Try as I might, I can’t pass up an article in which former Pennsylvania Senator Rick Santorum talks about his presidential ambitions (and, as a bonus, Sarah Palin). I have written previously about Santorum in this context, as he is high on my list of media-mentioned Republican presidential hopefuls who will never be their party’s nominee. Having already visited Iowa in October, Santorum begins a two-day swing through another early state, South Carolina, today.
Still, I find Santorum’s newfound presidential ambition to be of particular interest as a symptom of increasing tensions in the Republican Party, between business and institutional elites on one hand, and movement conservatives (social and religious) on the other. Santorum, despite his years in Congress, clearly sees himself as fitting squarely in the latter camp, which is currently dominated by the Sarah Palin/Glen Beck/Tea Bagger ethos of traditional values and political alienation. Palin is his competition, hence the little some explaining to do jab he throws at her in the article.
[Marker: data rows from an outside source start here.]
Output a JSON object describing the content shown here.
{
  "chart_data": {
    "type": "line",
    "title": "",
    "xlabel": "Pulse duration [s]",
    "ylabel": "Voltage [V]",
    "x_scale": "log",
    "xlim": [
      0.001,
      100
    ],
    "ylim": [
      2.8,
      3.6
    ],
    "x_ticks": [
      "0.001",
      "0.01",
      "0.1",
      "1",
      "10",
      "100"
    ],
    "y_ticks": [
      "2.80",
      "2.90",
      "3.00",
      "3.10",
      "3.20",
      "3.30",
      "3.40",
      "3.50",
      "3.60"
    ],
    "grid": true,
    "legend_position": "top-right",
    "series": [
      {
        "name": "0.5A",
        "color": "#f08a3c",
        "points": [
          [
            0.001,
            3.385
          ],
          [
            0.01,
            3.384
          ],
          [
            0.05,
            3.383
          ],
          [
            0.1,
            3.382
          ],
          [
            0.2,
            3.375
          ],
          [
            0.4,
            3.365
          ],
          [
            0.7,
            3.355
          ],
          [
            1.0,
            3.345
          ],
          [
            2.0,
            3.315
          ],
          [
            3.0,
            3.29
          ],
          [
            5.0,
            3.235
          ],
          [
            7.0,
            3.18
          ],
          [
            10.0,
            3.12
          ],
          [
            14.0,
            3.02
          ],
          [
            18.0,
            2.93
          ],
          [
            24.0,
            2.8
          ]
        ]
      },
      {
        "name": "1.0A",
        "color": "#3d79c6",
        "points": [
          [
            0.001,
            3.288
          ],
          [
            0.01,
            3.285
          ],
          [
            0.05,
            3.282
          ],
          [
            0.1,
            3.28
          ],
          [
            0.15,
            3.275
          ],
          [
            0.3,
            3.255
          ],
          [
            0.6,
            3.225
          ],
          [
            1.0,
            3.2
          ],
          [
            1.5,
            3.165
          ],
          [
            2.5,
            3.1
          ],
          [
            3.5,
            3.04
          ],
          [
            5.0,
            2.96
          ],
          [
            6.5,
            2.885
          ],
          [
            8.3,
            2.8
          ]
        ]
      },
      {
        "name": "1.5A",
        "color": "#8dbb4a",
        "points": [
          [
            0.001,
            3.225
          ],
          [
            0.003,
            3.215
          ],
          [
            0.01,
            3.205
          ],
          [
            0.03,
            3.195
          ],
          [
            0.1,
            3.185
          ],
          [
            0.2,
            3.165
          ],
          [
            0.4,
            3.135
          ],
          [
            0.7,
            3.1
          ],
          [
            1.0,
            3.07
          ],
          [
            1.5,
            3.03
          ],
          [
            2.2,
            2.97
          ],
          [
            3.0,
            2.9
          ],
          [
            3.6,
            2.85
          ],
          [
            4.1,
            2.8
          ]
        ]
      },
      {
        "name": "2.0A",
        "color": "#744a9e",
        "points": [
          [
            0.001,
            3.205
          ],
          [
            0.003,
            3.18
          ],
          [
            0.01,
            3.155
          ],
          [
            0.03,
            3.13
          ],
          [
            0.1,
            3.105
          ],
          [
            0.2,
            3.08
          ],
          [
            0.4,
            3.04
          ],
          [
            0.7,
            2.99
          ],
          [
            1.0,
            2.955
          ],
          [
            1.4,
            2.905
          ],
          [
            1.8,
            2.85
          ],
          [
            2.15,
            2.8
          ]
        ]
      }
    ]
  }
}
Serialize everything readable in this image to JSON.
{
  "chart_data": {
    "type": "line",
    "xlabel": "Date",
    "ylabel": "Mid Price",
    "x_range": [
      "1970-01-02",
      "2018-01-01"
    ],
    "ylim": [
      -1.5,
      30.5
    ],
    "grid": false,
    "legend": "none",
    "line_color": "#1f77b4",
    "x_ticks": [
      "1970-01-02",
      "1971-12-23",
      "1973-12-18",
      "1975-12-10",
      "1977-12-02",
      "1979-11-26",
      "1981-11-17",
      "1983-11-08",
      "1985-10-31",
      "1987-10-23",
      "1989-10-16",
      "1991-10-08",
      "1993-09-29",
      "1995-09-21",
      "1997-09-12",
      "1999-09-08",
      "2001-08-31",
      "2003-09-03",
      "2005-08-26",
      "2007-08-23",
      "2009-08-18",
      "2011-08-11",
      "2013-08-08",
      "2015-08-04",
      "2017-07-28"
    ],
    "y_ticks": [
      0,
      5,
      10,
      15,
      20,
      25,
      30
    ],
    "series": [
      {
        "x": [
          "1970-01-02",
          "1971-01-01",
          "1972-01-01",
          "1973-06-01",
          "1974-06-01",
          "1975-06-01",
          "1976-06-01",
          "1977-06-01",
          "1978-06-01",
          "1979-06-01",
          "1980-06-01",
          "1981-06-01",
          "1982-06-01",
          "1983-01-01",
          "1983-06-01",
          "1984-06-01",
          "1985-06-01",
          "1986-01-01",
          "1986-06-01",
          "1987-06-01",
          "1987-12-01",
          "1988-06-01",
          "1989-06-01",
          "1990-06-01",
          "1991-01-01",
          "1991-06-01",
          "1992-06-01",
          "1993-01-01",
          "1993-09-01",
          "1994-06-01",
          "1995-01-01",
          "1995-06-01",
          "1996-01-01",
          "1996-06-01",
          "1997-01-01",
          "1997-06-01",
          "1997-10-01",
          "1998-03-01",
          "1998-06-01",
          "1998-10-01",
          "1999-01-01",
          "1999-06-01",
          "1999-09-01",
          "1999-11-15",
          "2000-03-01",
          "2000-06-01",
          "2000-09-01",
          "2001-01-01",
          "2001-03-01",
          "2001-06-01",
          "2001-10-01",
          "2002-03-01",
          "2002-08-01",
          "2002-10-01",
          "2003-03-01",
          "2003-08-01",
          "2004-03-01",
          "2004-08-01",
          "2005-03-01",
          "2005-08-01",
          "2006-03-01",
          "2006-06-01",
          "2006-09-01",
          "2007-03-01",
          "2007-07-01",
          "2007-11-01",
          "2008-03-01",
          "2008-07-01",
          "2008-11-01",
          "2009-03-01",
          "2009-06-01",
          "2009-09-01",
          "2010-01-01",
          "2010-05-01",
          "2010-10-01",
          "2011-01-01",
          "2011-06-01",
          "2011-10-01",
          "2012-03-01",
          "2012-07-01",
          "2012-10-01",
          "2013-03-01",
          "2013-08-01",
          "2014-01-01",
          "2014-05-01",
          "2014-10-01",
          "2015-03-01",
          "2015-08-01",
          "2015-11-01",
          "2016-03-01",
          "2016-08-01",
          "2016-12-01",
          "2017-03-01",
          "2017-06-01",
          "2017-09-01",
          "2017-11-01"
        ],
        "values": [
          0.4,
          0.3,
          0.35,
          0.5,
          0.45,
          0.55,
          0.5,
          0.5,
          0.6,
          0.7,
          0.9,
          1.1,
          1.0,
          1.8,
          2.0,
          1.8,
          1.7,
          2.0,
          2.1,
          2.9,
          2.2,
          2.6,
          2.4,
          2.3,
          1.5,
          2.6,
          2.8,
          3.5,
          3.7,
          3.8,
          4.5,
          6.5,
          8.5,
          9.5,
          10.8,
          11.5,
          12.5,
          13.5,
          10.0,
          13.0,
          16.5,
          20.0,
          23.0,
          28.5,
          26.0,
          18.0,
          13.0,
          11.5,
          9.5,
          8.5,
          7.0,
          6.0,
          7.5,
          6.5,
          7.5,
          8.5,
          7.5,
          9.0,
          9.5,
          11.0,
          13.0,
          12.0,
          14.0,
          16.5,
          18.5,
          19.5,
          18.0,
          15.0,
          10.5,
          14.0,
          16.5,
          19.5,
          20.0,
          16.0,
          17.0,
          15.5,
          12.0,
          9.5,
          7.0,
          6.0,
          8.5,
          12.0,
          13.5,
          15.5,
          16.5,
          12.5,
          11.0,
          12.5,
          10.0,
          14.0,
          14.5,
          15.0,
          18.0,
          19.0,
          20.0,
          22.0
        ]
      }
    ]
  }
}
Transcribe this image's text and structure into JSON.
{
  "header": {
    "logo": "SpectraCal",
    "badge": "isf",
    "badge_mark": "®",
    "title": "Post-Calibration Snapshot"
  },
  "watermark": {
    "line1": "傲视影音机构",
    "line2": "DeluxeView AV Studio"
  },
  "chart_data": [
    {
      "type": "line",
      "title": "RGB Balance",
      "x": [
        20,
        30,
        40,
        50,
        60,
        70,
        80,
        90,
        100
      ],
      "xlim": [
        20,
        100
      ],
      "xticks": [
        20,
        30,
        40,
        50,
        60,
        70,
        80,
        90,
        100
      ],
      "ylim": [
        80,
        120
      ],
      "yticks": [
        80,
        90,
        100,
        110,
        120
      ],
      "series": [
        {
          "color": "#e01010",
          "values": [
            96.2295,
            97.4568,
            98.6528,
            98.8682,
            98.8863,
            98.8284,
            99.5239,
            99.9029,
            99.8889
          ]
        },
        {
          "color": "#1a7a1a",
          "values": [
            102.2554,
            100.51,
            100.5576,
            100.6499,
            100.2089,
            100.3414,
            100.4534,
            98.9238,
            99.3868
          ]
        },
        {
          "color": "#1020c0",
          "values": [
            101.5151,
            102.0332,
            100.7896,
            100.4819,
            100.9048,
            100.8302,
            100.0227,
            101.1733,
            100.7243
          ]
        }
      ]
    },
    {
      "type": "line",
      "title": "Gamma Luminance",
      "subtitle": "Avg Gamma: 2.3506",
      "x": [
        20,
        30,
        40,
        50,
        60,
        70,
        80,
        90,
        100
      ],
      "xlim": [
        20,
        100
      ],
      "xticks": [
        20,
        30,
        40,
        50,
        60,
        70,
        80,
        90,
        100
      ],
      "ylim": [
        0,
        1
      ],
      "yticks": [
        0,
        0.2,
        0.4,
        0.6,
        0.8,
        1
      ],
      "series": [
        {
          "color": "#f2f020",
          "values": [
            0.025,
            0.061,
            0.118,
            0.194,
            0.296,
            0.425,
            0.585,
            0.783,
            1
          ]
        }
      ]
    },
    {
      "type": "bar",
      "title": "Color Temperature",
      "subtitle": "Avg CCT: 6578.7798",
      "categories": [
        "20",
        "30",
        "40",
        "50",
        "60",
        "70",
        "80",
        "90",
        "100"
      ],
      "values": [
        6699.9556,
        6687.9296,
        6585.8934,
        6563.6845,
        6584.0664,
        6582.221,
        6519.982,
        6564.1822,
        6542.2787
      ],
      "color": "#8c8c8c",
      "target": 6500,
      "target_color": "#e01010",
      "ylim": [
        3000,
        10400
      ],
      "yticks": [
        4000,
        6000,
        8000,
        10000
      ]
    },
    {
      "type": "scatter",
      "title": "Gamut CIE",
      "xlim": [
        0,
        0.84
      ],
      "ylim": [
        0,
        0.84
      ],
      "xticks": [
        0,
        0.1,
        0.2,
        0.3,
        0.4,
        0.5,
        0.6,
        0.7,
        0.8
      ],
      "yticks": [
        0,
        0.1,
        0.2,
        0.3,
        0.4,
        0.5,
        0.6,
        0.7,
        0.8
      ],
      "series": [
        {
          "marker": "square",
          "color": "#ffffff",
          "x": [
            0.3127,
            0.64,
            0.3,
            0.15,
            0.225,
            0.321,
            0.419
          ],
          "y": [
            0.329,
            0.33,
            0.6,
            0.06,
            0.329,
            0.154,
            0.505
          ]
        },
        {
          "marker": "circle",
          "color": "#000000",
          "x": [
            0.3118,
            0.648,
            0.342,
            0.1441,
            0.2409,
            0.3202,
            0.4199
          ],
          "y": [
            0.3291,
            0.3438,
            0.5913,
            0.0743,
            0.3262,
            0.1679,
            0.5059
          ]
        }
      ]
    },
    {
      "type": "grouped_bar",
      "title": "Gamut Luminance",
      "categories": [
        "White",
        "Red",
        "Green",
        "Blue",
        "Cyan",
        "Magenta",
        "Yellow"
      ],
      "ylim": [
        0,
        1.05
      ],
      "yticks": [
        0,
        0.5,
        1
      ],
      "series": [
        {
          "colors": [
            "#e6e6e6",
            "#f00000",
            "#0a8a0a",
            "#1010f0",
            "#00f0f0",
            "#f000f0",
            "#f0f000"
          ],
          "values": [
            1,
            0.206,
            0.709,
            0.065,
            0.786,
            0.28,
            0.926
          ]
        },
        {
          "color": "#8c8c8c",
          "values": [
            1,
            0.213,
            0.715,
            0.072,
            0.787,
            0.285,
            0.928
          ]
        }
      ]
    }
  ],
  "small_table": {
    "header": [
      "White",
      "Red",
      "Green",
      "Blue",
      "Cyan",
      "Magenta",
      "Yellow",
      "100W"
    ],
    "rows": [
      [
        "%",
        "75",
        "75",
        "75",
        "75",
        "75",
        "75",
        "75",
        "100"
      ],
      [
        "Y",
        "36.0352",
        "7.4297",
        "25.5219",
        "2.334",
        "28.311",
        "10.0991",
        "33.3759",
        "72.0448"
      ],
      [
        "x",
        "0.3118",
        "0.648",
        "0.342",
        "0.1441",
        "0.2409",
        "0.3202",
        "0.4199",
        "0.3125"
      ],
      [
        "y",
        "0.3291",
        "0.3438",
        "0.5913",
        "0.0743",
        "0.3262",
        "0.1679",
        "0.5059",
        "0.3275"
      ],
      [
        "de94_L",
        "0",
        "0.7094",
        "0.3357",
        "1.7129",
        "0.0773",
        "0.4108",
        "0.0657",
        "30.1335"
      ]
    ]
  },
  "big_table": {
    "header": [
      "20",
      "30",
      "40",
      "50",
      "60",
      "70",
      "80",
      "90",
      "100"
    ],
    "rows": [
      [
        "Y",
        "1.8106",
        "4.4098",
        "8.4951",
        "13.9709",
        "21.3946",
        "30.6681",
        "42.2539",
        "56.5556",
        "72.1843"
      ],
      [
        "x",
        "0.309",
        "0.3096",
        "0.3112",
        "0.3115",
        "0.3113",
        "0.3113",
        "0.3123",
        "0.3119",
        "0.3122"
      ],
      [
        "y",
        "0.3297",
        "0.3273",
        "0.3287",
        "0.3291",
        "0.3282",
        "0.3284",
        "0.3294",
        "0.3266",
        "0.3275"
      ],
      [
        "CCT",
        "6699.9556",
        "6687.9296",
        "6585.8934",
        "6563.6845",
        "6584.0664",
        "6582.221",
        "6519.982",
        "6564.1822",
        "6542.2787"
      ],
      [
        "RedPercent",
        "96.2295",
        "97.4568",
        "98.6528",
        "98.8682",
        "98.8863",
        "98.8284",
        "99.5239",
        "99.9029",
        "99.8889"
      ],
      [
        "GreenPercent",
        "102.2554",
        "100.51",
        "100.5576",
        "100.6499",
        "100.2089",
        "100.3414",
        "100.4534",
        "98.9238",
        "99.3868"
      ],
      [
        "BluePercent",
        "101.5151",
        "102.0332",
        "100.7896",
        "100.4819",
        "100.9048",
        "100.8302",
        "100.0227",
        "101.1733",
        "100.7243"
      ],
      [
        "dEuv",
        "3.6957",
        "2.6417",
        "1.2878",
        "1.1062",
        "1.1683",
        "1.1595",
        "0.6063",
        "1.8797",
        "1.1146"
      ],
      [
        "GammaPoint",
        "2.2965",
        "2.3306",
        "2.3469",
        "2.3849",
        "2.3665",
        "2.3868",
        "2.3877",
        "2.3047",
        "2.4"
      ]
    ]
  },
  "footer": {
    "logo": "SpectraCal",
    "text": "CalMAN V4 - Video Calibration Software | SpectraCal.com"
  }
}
With Republican institutional elites knocked back on their heels in recent months by a groundswell of anger among movement politicians, we may see the Republican presidential caucuses and primaries in places like Iowa and South Carolina populated with more social and religious conservatives like Santorum than we have seen in a long-time. At some point in the cycle, however, the party’s traditional elites will inevitably strike back, giving political observers a front-row seat at the pitched battle for the soul of the Republican Party. Santorum’s interest is an early harbinger of the conflict to come.